This is apparently a known issue tracked in https://bugzilla.redhat.com/show_bug.cgi?id=1725832. Therefore closing as a dupe, but will comment the artifact link there for further investigation.

*** This bug has been marked as a duplicate of bug 1725832 ***

Comment 3 Frederic Branczyk 2019-10-31 10:12:53 UTC
Sorry acted a bit too fast, while it looks like a similar root cause, it's for a different version, so reopening and assigning to networking.

Comment 4 Florian Weimer 2019-10-31 14:29:34 UTC
Where can I get a copy of the loopback binary mentioned in comment 2? Thanks.

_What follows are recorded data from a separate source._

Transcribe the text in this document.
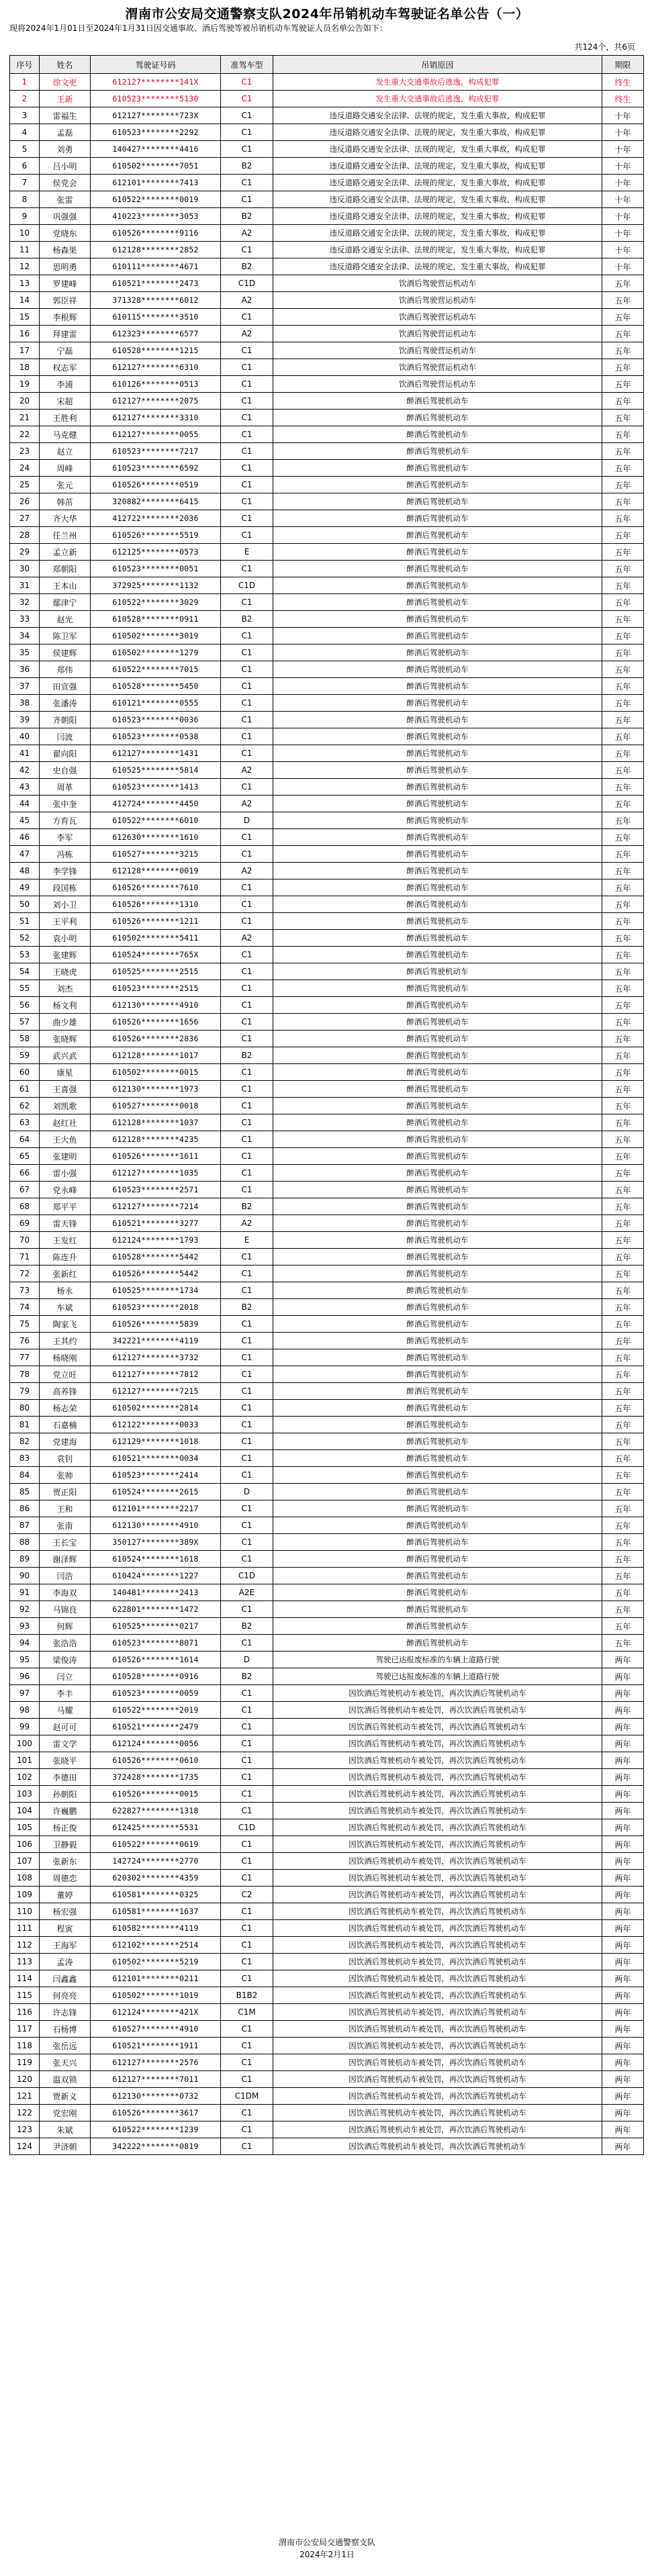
渭南市公安局交通警察支队2024年吊销机动车驾驶证名单公告（一）
现将2024年1月01日至2024年1月31日因交通事故、酒后驾驶等被吊销机动车驾驶证人员名单公告如下：
共124个，共6页
序号	姓名	驾驶证号码	准驾车型	吊销原因	期限
1	徐文更	612127********141X	C1	发生重大交通事故后逃逸，构成犯罪	终生
2	王新	610523********5130	C1	发生重大交通事故后逃逸，构成犯罪	终生
3	雷福生	612127********723X	C1	违反道路交通安全法律、法规的规定，发生重大事故，构成犯罪	十年
4	孟磊	610523********2292	C1	违反道路交通安全法律、法规的规定，发生重大事故，构成犯罪	十年
5	刘勇	140427********4416	C1	违反道路交通安全法律、法规的规定，发生重大事故，构成犯罪	十年
6	吕小明	610502********7051	B2	违反道路交通安全法律、法规的规定，发生重大事故，构成犯罪	十年
7	侯党会	612101********7413	C1	违反道路交通安全法律、法规的规定，发生重大事故，构成犯罪	十年
8	张雷	610522********0019	C1	违反道路交通安全法律、法规的规定，发生重大事故，构成犯罪	十年
9	巩强强	410223********3053	B2	违反道路交通安全法律、法规的规定，发生重大事故，构成犯罪	十年
10	党晓东	610526********9116	A2	违反道路交通安全法律、法规的规定，发生重大事故，构成犯罪	十年
11	杨森果	612128********2852	C1	违反道路交通安全法律、法规的规定，发生重大事故，构成犯罪	十年
12	思明勇	610111********4671	B2	违反道路交通安全法律、法规的规定，发生重大事故，构成犯罪	十年
13	罗建峰	610521********2473	C1D	饮酒后驾驶营运机动车	五年
14	郭臣祥	371328********6012	A2	饮酒后驾驶营运机动车	五年
15	李根辉	610115********3510	C1	饮酒后驾驶营运机动车	五年
16	拜建雷	612323********6577	A2	饮酒后驾驶营运机动车	五年
17	宁磊	610528********1215	C1	饮酒后驾驶营运机动车	五年
18	权志军	612127********6310	C1	饮酒后驾驶营运机动车	五年
19	李浦	610126********0513	C1	饮酒后驾驶营运机动车	五年
20	宋超	612127********2075	C1	醉酒后驾驶机动车	五年
21	王胜利	612127********3310	C1	醉酒后驾驶机动车	五年
22	马克健	612127********0055	C1	醉酒后驾驶机动车	五年
23	赵立	610523********7217	C1	醉酒后驾驶机动车	五年
24	周峰	610523********6592	C1	醉酒后驾驶机动车	五年
25	张元	610526********0519	C1	醉酒后驾驶机动车	五年
26	韩茁	320882********6415	C1	醉酒后驾驶机动车	五年
27	齐大华	412722********2036	C1	醉酒后驾驶机动车	五年
28	任兰州	610526********5519	C1	醉酒后驾驶机动车	五年
29	孟立新	612125********0573	E	醉酒后驾驶机动车	五年
30	郑朝阳	610523********0051	C1	醉酒后驾驶机动车	五年
31	王本山	372925********1132	C1D	醉酒后驾驶机动车	五年
32	鄢津宁	610522********3029	C1	醉酒后驾驶机动车	五年
33	赵光	610528********0911	B2	醉酒后驾驶机动车	五年
34	陈卫军	610502********3019	C1	醉酒后驾驶机动车	五年
35	侯建辉	610502********1279	C1	醉酒后驾驶机动车	五年
36	郑伟	610522********7015	C1	醉酒后驾驶机动车	五年
37	田宣强	610528********5450	C1	醉酒后驾驶机动车	五年
38	张潘涛	610121********0555	C1	醉酒后驾驶机动车	五年
39	齐朝阳	610523********0036	C1	醉酒后驾驶机动车	五年
40	闫波	610523********0538	C1	醉酒后驾驶机动车	五年
41	翟向阳	612127********1431	C1	醉酒后驾驶机动车	五年
42	史自强	610525********5814	A2	醉酒后驾驶机动车	五年
43	周革	610523********1413	C1	醉酒后驾驶机动车	五年
44	张中奎	412724********4450	A2	醉酒后驾驶机动车	五年
45	方育瓦	610522********6010	D	醉酒后驾驶机动车	五年
46	李军	612630********1610	C1	醉酒后驾驶机动车	五年
47	冯栋	610527********3215	C1	醉酒后驾驶机动车	五年
48	李学锋	612128********0019	A2	醉酒后驾驶机动车	五年
49	段国栋	610526********7610	C1	醉酒后驾驶机动车	五年
50	刘小卫	610526********1310	C1	醉酒后驾驶机动车	五年
51	王平利	610526********1211	C1	醉酒后驾驶机动车	五年
52	袁小明	610502********5411	A2	醉酒后驾驶机动车	五年
53	张建辉	610524********765X	C1	醉酒后驾驶机动车	五年
54	王晓虎	610525********2515	C1	醉酒后驾驶机动车	五年
55	刘杰	610523********2515	C1	醉酒后驾驶机动车	五年
56	杨文利	612130********4910	C1	醉酒后驾驶机动车	五年
57	曲少雄	610526********1656	C1	醉酒后驾驶机动车	五年
58	张晓辉	610526********2836	C1	醉酒后驾驶机动车	五年
59	武兴武	612128********1017	B2	醉酒后驾驶机动车	五年
60	康星	610502********0015	C1	醉酒后驾驶机动车	五年
61	王喜强	612130********1973	C1	醉酒后驾驶机动车	五年
62	刘凯歌	610527********0018	C1	醉酒后驾驶机动车	五年
63	赵红社	612128********1037	C1	醉酒后驾驶机动车	五年
64	王大鱼	612128********4235	C1	醉酒后驾驶机动车	五年
65	张建明	610526********1611	C1	醉酒后驾驶机动车	五年
66	雷小强	612127********1035	C1	醉酒后驾驶机动车	五年
67	党永峰	610523********2571	C1	醉酒后驾驶机动车	五年
68	郑平平	612127********7214	B2	醉酒后驾驶机动车	五年
69	雷天锋	610521********3277	A2	醉酒后驾驶机动车	五年
70	王发红	612124********1793	E	醉酒后驾驶机动车	五年
71	陈连升	610528********5442	C1	醉酒后驾驶机动车	五年
72	张新红	610526********5442	C1	醉酒后驾驶机动车	五年
73	杨永	610525********1734	C1	醉酒后驾驶机动车	五年
74	车斌	610523********2018	B2	醉酒后驾驶机动车	五年
75	陶家飞	610526********5839	C1	醉酒后驾驶机动车	五年
76	王其约	342221********4119	C1	醉酒后驾驶机动车	五年
77	杨晓刚	612127********3732	C1	醉酒后驾驶机动车	五年
78	党立旺	612127********7812	C1	醉酒后驾驶机动车	五年
79	高养锋	612127********7215	C1	醉酒后驾驶机动车	五年
80	杨志荣	610502********2814	C1	醉酒后驾驶机动车	五年
81	石嘉楠	612122********0033	C1	醉酒后驾驶机动车	五年
82	党建海	612129********1018	C1	醉酒后驾驶机动车	五年
83	袁钊	610521********0034	C1	醉酒后驾驶机动车	五年
84	张帅	610523********2414	C1	醉酒后驾驶机动车	五年
85	贾正阳	610524********2615	D	醉酒后驾驶机动车	五年
86	王和	612101********2217	C1	醉酒后驾驶机动车	五年
87	张南	612130********4910	C1	醉酒后驾驶机动车	五年
88	王长宝	350127********389X	C1	醉酒后驾驶机动车	五年
89	谢泽辉	610524********1618	C1	醉酒后驾驶机动车	五年
90	闫浩	610424********1227	C1D	醉酒后驾驶机动车	五年
91	李海双	140481********2413	A2E	醉酒后驾驶机动车	五年
92	马锦良	622801********1472	C1	醉酒后驾驶机动车	五年
93	何辉	610525********0217	B2	醉酒后驾驶机动车	五年
94	张浩浩	610523********8071	C1	醉酒后驾驶机动车	五年
95	梁俊涛	610526********1614	D	驾驶已达报废标准的车辆上道路行驶	两年
96	闫立	610528********0916	B2	驾驶已达报废标准的车辆上道路行驶	两年
97	李丰	610523********0059	C1	因饮酒后驾驶机动车被处罚，再次饮酒后驾驶机动车	两年
98	马耀	610522********2019	C1	因饮酒后驾驶机动车被处罚，再次饮酒后驾驶机动车	两年
99	赵可可	610521********2479	C1	因饮酒后驾驶机动车被处罚，再次饮酒后驾驶机动车	两年
100	雷文学	612124********0056	C1	因饮酒后驾驶机动车被处罚，再次饮酒后驾驶机动车	两年
101	张晓平	610526********0610	C1	因饮酒后驾驶机动车被处罚，再次饮酒后驾驶机动车	两年
102	李德田	372428********1735	C1	因饮酒后驾驶机动车被处罚，再次饮酒后驾驶机动车	两年
103	孙朝阳	610526********0015	C1	因饮酒后驾驶机动车被处罚，再次饮酒后驾驶机动车	两年
104	许巍鹏	622827********1318	C1	因饮酒后驾驶机动车被处罚，再次饮酒后驾驶机动车	两年
105	杨正俊	612425********5531	C1D	因饮酒后驾驶机动车被处罚，再次饮酒后驾驶机动车	两年
106	卫静毅	610522********0619	C1	因饮酒后驾驶机动车被处罚，再次饮酒后驾驶机动车	两年
107	张新东	142724********2770	C1	因饮酒后驾驶机动车被处罚，再次饮酒后驾驶机动车	两年
108	周德恋	620302********4359	C1	因饮酒后驾驶机动车被处罚，再次饮酒后驾驶机动车	两年
109	董婷	610581********0325	C2	因饮酒后驾驶机动车被处罚，再次饮酒后驾驶机动车	两年
110	杨宏强	610581********1637	C1	因饮酒后驾驶机动车被处罚，再次饮酒后驾驶机动车	两年
111	程寅	610582********4119	C1	因饮酒后驾驶机动车被处罚，再次饮酒后驾驶机动车	两年
112	王海军	612102********2514	C1	因饮酒后驾驶机动车被处罚，再次饮酒后驾驶机动车	两年
113	孟涛	610502********5219	C1	因饮酒后驾驶机动车被处罚，再次饮酒后驾驶机动车	两年
114	闫鑫鑫	612101********0211	C1	因饮酒后驾驶机动车被处罚，再次饮酒后驾驶机动车	两年
115	何亮亮	610502********1019	B1B2	因饮酒后驾驶机动车被处罚，再次饮酒后驾驶机动车	两年
116	许志锋	612124********421X	C1M	因饮酒后驾驶机动车被处罚，再次饮酒后驾驶机动车	两年
117	石杨博	610527********4910	C1	因饮酒后驾驶机动车被处罚，再次饮酒后驾驶机动车	两年
118	张岳远	610521********1911	C1	因饮酒后驾驶机动车被处罚，再次饮酒后驾驶机动车	两年
119	张天兴	612127********2576	C1	因饮酒后驾驶机动车被处罚，再次饮酒后驾驶机动车	两年
120	温双锁	612127********7011	C1	因饮酒后驾驶机动车被处罚，再次饮酒后驾驶机动车	两年
121	贾新义	612130********0732	C1DM	因饮酒后驾驶机动车被处罚，再次饮酒后驾驶机动车	两年
122	党宏刚	610526********3617	C1	因饮酒后驾驶机动车被处罚，再次饮酒后驾驶机动车	两年
123	朱斌	610522********1239	C1	因饮酒后驾驶机动车被处罚，再次饮酒后驾驶机动车	两年
124	尹济朝	342222********0819	C1	因饮酒后驾驶机动车被处罚，再次饮酒后驾驶机动车	两年
渭南市公安局交通警察支队
2024年2月1日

Comment 6 Casey Callendrello 2019-11-13 12:58:01 UTC
I'm going to disable cgo on 4.1, because there's no need for us to use it. Florian, if you still want a copy of the binary, I can give it to you. Note that this is for Openshift 4.1, which doesn't have the go compiler fixes.

Comment 7 Florian Weimer 2019-11-13 13:00:58 UTC
(In reply to Casey Callendrello from comment #6)
> I'm going to disable cgo on 4.1, because there's no need for us to use it.
> Florian, if you still want a copy of the binary, I can give it to you. Note
> that this is for Openshift 4.1, which doesn't have the go compiler fixes.

Yes, I would still like a copy of the binary, both versions if possible (with and without cgo). I want to make sure that this isn't the result of a GNU toolchain bug.

Comment 9 Dan Williams 2020-04-08 17:09:32 UTC
Another option to fix this is https://github.com/cri-o/ocicni/pull/71 though that requires revendor of ocicni into podman and then into CRIO and then into OpenShift.